Machine Learning Boosted PVT Solver
The main goal of this project is to develop a PVT solver specially for the case where a high percentage of CO2 is present in the mixture, capabale of handling 3-phase configurations (gas-CO2 liquid-liquid). Another important aspect of this project is to use machine learning techniques to enhance the fidelity of the results, using available experimental data.
The Predictive Peng-Robinson (PPR78) thermodynamic model, based on the Peng-Robinson (PR78) Equation of state (EoS), combined with the classical van der Walls mixing rules is widely used for the analisys of multiphase fluid equilibrium systems.
$$P = \frac{RT}{v -b_i} - \frac{a_i(T)}{v(v+b_i)+b_i(v-b_i)}$$The \(k_{ij}\) variable is know as the binary interaction parameter between the components and usually it is obtained from experimental data. For the The PPR78, \(k_{ij}\) is temperature dependent (\(k_{ij}(T)\)) and it can be evaluating directly. In the present project group interaction parameters are used.
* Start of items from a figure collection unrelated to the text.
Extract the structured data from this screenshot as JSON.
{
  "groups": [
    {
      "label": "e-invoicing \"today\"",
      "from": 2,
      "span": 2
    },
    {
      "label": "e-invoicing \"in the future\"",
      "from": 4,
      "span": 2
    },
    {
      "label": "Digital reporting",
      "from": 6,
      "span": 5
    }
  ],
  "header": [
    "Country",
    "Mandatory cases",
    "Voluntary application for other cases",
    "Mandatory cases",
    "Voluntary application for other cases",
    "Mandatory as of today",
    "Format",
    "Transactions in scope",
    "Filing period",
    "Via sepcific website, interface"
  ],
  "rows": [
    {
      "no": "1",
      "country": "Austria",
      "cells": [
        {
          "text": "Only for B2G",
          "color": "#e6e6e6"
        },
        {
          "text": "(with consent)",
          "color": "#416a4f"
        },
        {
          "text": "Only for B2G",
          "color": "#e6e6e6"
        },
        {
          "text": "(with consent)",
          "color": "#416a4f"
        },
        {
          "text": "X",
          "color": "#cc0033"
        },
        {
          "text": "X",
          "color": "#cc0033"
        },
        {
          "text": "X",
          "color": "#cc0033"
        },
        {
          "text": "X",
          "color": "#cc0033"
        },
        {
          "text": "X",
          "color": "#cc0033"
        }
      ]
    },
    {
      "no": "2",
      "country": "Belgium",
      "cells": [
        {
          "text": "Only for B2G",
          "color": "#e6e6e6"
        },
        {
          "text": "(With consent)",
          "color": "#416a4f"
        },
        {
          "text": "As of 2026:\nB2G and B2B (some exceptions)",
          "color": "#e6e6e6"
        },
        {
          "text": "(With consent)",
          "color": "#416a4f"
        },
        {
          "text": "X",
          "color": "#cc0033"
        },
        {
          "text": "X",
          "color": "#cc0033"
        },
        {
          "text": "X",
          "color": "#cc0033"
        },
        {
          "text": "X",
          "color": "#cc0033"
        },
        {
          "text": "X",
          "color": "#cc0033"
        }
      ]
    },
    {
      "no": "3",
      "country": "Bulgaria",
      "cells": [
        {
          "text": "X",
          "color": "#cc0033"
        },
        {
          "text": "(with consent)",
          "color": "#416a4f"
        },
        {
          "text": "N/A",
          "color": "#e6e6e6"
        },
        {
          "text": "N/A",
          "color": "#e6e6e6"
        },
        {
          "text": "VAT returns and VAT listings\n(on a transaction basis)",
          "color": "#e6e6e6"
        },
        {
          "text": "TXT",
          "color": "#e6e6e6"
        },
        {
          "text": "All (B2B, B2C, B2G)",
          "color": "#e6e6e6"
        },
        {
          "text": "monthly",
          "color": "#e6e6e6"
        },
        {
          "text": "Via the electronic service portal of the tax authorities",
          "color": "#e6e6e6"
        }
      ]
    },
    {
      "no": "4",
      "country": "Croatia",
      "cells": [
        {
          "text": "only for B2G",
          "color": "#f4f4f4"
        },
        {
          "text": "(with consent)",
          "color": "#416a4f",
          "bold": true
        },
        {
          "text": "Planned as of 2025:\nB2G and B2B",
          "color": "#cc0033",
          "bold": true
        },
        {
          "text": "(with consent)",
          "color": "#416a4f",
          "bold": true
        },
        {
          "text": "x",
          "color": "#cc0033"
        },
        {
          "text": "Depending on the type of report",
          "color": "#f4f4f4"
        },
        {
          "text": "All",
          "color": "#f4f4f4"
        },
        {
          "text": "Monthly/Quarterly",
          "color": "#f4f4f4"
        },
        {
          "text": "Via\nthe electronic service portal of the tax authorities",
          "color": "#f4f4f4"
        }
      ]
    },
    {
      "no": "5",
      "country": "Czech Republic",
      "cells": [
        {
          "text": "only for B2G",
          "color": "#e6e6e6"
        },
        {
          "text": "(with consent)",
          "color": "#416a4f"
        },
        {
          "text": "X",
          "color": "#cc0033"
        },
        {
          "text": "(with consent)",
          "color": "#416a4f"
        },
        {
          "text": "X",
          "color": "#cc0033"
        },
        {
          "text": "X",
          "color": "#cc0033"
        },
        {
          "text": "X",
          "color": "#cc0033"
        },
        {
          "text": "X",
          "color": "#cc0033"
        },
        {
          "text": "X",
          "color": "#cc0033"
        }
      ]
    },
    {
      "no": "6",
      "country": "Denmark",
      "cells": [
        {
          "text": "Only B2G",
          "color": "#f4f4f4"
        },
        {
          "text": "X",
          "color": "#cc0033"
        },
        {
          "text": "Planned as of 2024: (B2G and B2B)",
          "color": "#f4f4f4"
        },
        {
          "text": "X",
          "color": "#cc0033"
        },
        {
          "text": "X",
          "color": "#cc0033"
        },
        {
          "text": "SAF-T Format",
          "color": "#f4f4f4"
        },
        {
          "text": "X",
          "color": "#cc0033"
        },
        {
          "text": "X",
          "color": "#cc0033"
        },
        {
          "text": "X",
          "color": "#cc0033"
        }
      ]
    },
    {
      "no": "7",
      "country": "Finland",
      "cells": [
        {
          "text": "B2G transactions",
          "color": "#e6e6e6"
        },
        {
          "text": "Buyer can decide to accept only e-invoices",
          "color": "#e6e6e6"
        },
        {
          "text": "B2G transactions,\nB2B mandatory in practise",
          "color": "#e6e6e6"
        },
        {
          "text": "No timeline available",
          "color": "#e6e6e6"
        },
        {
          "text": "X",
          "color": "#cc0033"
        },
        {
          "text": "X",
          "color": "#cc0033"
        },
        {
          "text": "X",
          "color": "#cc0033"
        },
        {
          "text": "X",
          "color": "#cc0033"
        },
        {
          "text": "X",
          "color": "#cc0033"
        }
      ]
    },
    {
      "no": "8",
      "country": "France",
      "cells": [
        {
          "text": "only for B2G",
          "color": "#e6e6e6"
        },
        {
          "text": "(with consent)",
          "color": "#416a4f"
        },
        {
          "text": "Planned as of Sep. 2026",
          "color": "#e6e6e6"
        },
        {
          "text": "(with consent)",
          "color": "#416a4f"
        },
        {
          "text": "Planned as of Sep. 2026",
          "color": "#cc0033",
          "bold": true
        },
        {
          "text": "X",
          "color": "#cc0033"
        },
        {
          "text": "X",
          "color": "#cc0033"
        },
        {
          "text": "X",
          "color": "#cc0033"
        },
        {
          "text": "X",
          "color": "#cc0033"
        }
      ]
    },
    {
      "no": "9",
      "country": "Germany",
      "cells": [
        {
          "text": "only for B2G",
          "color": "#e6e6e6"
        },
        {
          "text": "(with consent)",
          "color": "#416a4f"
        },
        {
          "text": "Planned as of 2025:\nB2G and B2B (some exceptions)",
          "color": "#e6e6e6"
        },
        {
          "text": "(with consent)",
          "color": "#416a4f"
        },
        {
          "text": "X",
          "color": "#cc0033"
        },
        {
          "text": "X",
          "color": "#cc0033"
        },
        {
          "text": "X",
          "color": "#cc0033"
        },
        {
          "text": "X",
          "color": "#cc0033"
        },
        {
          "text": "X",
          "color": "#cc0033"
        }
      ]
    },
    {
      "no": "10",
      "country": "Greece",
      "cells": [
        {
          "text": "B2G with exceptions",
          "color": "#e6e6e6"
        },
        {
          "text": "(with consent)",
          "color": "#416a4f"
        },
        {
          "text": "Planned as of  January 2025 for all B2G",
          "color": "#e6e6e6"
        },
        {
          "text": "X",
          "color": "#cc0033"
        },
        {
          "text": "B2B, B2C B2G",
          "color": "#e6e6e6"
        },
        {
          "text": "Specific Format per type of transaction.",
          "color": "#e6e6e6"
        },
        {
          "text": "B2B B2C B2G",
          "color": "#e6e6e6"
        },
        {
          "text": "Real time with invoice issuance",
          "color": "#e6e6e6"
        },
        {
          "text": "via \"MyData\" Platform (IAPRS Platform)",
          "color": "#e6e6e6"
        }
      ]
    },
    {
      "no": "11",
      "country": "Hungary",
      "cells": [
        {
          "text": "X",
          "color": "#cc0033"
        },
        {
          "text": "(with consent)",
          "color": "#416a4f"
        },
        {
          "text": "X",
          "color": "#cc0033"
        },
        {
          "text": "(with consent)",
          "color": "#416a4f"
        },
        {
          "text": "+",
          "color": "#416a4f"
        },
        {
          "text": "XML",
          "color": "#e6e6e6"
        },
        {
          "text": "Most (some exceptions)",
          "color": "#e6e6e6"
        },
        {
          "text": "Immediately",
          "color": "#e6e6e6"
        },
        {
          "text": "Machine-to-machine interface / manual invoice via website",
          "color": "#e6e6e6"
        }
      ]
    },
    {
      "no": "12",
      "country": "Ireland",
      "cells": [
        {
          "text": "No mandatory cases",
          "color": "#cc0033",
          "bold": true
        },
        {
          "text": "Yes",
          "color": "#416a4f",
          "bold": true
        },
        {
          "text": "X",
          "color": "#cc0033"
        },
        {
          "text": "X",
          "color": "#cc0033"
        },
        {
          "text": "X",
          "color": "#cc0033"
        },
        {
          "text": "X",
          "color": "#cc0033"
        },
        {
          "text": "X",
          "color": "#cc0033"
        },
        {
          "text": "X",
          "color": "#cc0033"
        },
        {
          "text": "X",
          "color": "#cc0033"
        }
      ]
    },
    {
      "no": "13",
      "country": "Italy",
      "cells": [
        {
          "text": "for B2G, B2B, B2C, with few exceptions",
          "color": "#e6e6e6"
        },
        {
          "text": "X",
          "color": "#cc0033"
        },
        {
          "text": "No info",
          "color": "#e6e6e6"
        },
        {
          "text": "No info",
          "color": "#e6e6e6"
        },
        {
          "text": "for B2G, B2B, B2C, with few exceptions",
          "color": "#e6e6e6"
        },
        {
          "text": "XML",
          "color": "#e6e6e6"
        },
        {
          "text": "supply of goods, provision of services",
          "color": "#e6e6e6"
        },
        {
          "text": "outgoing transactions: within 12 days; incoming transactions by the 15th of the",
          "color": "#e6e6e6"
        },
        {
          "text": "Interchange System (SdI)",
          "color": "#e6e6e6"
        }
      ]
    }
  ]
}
$$k_{ij}(T)=\frac{-\displaystyle\frac{1}{2}\displaystyle\sum\limits_{i=1}^{N_g}\sum\limits_{j=1}^{N_g} (\alpha_{ik}-\alpha_{jk})(\alpha_{il}-\alpha_{jl})A_{kl}. \left(\frac{298.15}{T}\right)^{\left(\frac{B_{kl}}{A_{kl}}-1\right)}- \left(\frac{\sqrt{a_i(T)}}{b_i}-\frac{\sqrt{a_j(T)}}{b_j}\right)}{2\displaystyle\frac{\sqrt{a_i(T).a_j(T)}}{b_i.b_j}}$$Solution of these equations provides us the low fidelity data, which will be complemeted with high-fidelity experimental observations.
However, the results in Fig. 1 clearly show that the PPR78 method capture well the changing phases (from liquid-vapour to liquid) for a low concentration of \(CO_2\) in the mixture, while for a high values of \(CO_2\) in the mixture the model underestimate the pressure. It is known that adjusting the single binary interaction parameter between \(CO_2\) and \(CH_4\) (\(k_{( {CO_2-CH_4})}\)) improves the results. However, by adjusting this single parameter at each temperature, a slight agreement was observed at the experimental bubble points, while quite big discrepancies remained at the dew points. We improve the results (reducing the MSE) by employing a reasonable initial guess strategy and then find the optimal solution due to single evaluation task (grid search), which is the cost function minimizer.